My intuition says:) that chapter 2 open files, chapter 14 overprotection and chapter 15 manoeuvering against weaknesses can be brought into relation with my idea's about the invasion square. That is what I intend to study.

6 comments:

  1. thank you. all read here, this corner.

    ... please accept my appology for brevity in relation to target and specific and galant effort by you now, here: but do i leave without substantial comment?

    that would be rude, but three hours cooking last night, and five hours tonight, in making a tonifying soup for my virus now thankfully winding down **, and then download all the 'weekly closing' global financial data just now, by hand to my daily sheets, for THE PLANET (stocks, currencies, commodities, interest rates), AND i am spent now...

    i need a ... drink ... (kidding).

    i dont doubt you actually read it, but rather...

    good answer, and you teach us so much, and share the most and are a human gift to us all, and keep the standard here--and now:

    great photos. maybe i should hand it over to you, as you did to BDK?

    .

    ** food can be real medicine done properly.

    warmest, dk

    ReplyDelete
  2. No harm done. I appreciate your attempt. I mean it could have been true and in my blindspot. How should I know if there's no one around who dares to tell it?

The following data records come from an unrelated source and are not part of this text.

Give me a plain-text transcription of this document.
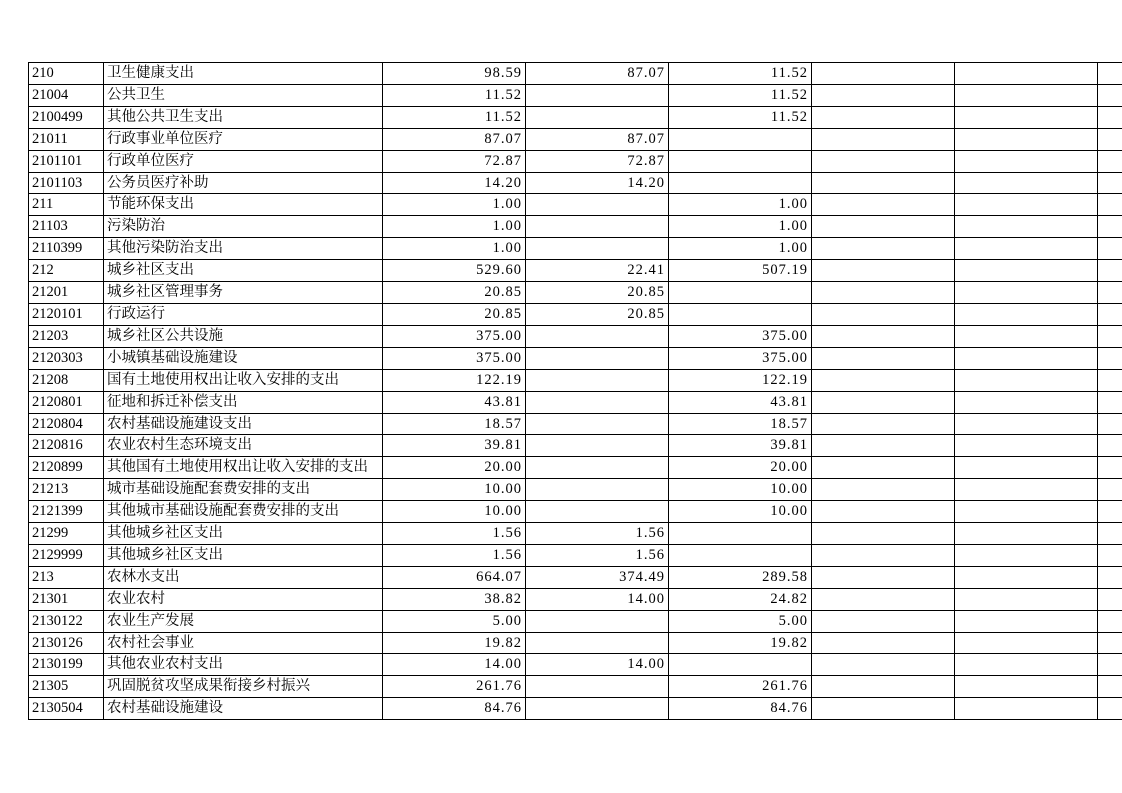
210	卫生健康支出	98.59	87.07	11.52			
21004	公共卫生	11.52		11.52			
2100499	其他公共卫生支出	11.52		11.52			
21011	行政事业单位医疗	87.07	87.07				
2101101	行政单位医疗	72.87	72.87				
2101103	公务员医疗补助	14.20	14.20				
211	节能环保支出	1.00		1.00			
21103	污染防治	1.00		1.00			
2110399	其他污染防治支出	1.00		1.00			
212	城乡社区支出	529.60	22.41	507.19			
21201	城乡社区管理事务	20.85	20.85				
2120101	行政运行	20.85	20.85				
21203	城乡社区公共设施	375.00		375.00			
2120303	小城镇基础设施建设	375.00		375.00			
21208	国有土地使用权出让收入安排的支出	122.19		122.19			
2120801	征地和拆迁补偿支出	43.81		43.81			
2120804	农村基础设施建设支出	18.57		18.57			
2120816	农业农村生态环境支出	39.81		39.81			
2120899	其他国有土地使用权出让收入安排的支出	20.00		20.00			
21213	城市基础设施配套费安排的支出	10.00		10.00			
2121399	其他城市基础设施配套费安排的支出	10.00		10.00			
21299	其他城乡社区支出	1.56	1.56				
2129999	其他城乡社区支出	1.56	1.56				
213	农林水支出	664.07	374.49	289.58			
21301	农业农村	38.82	14.00	24.82			
2130122	农业生产发展	5.00		5.00			
2130126	农村社会事业	19.82		19.82			
2130199	其他农业农村支出	14.00	14.00				
21305	巩固脱贫攻坚成果衔接乡村振兴	261.76		261.76			
2130504	农村基础设施建设	84.76		84.76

    With the handpicking of photo's a glimpse of the real character is shown. That can't be handed over.

    ReplyDelete
  3. By the way, the fact that I use 14 days for 1 position might have been an indicator that I'm not always that shallow:)

    ReplyDelete
  4. Tempo: exactly what I was thinking. Of all the people to tell to look more deeply into a position, it's not you.

    ReplyDelete
  5. i reposted the named post Saying What is NOT being said: simple, middle, or complex and have seriously considered revising it, or NEEDING to revise it after one whole year, but it is just too much knit to change, save the two videos I just added. :)

    as i was just about to post it, waking from a very brief but very, very deep sonambulistic nap, it occured to me as i was readying to open the file to update, or literally take that almost year old file and date it to today, that it could have been nearly to the day, and it was, off by two days. there was no plan for this. your post today. the email to you. then it 'hit'.

    the only post i have ever reposted.

    what i would change but cannot, so say here, i acknowledge you for the depth you have sat with for the last year.

    BDK says it; you say it. and as i was reposting, it hit me that you had changed. not entirely, but many deep thinks for long periods of time, not moving, not jumping, but sitting. so maybe what i said was less disturbing or, as you said once, unclear to you, as perhaps prescient?

    but there is this urge to form new plans, a replan of the plan, the transvaluation of values...

    but you are getting better, and while you are clearly two steps, maybe only 1.5 steps ahead of me in chess, i can feel and see, and can do the one thing you cannot do, is be NOT you, and see from there outside you.

    we cannot see ourselves, as well known to you as i or better....

    thank you, and eSpecially great work these last four months.

    do see the new videos!

    dont ask me how it fits, or doesnt fit, i just feel it, and do it.

    warmest, dk

    ReplyDelete
  6. inventory & digestion. that's a great idea. I don't know how many projects I have failed to complete by going straight for jugular from day 1. I'll keep that in mind, thanks!